Buckel’s also working on using his legs better.  He wants to use his legs to push power into his core, not throw from his core.  He’s also constantly improving his grasp of Effective Velocity — the theory created by former hitting coach Perry Husband, and devoutly studied by Diamondbacks prospect Trevor Bauer, Buckel’s longtime friend.

Perry Husband has written about Effective Velocity

“It’s basically a mind game,” Buckel said.  “It’s deceiving the mind of hitters, disrupting their timing with certain pitch sequences and locations of pitches.  Going all the way up to the Major League level it’s just reaction of the hitters and being able to see that.  Right now I’ve got a pretty good feel of what sequences I need to throw and what I’m seeing out of the hitters and what the catchers are telling me.”The theory is nothing new.  In fact it’s been around a while, dismissed Buckel says, because it was too scientific and difficult to grasp.

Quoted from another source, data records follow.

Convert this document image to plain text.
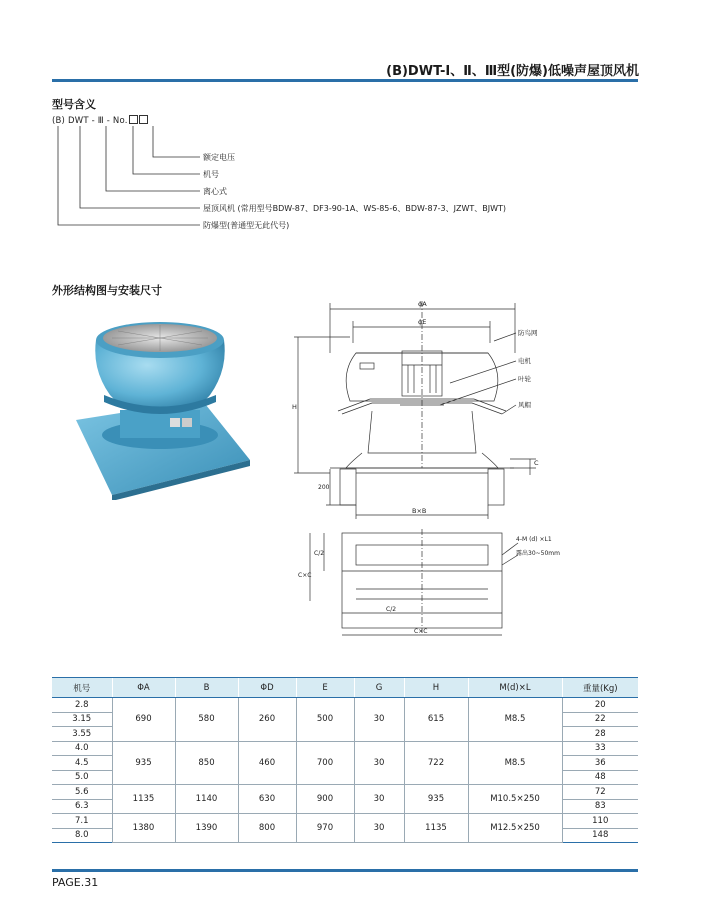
(B)DWT-Ⅰ、Ⅱ、Ⅲ型(防爆)低噪声屋顶风机
型号含义
(B) DWT - Ⅲ - No.
额定电压
机号
离心式
屋顶风机 (常用型号BDW-87、DF3-90-1A、WS-85-6、BDW-87-3、JZWT、BJWT)
防爆型(普通型无此代号)
外形结构图与安装尺寸
ϕA
ϕE
H
C
200
B×B
C/2
C×C
C/2
C×C
防鸟网
电机
叶轮
风帽
4-M (d) ×L1
露出30~50mm
机号	ΦA	B	ΦD	E	G	H	M(d)×L	重量(Kg)
2.8	690	580	260	500	30	615	M8.5	20
3.15								22
3.55								28
4.0	935	850	460	700	30	722	M8.5	33
4.5								36
5.0								48
5.6	1135	1140	630	900	30	935	M10.5×250	72
6.3								83
7.1	1380	1390	800	970	30	1135	M12.5×250	110
8.0								148
PAGE.31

“Trevor’s a tricky mind and he can grasp anything he puts his mind to,” Buckel said.  “It’s definitely difficult to grasp at first.”

Getting a grasp on Perry Husband’s theory has taken time for Buckel as well.  He used it last year at Low-A Hickory, but has really driven into the core of the process during the offseason and in 2012.  In fact, he’s having so much success, he’s almost matching Bauer, who leads the minors with five more K’s than Buckel.  The two traded texts about it this week.

“No one ever succeeds their master,” Buckel said Bauer joked to him.

Maybe not.  But in this case, a pretty close second isn’t half bad.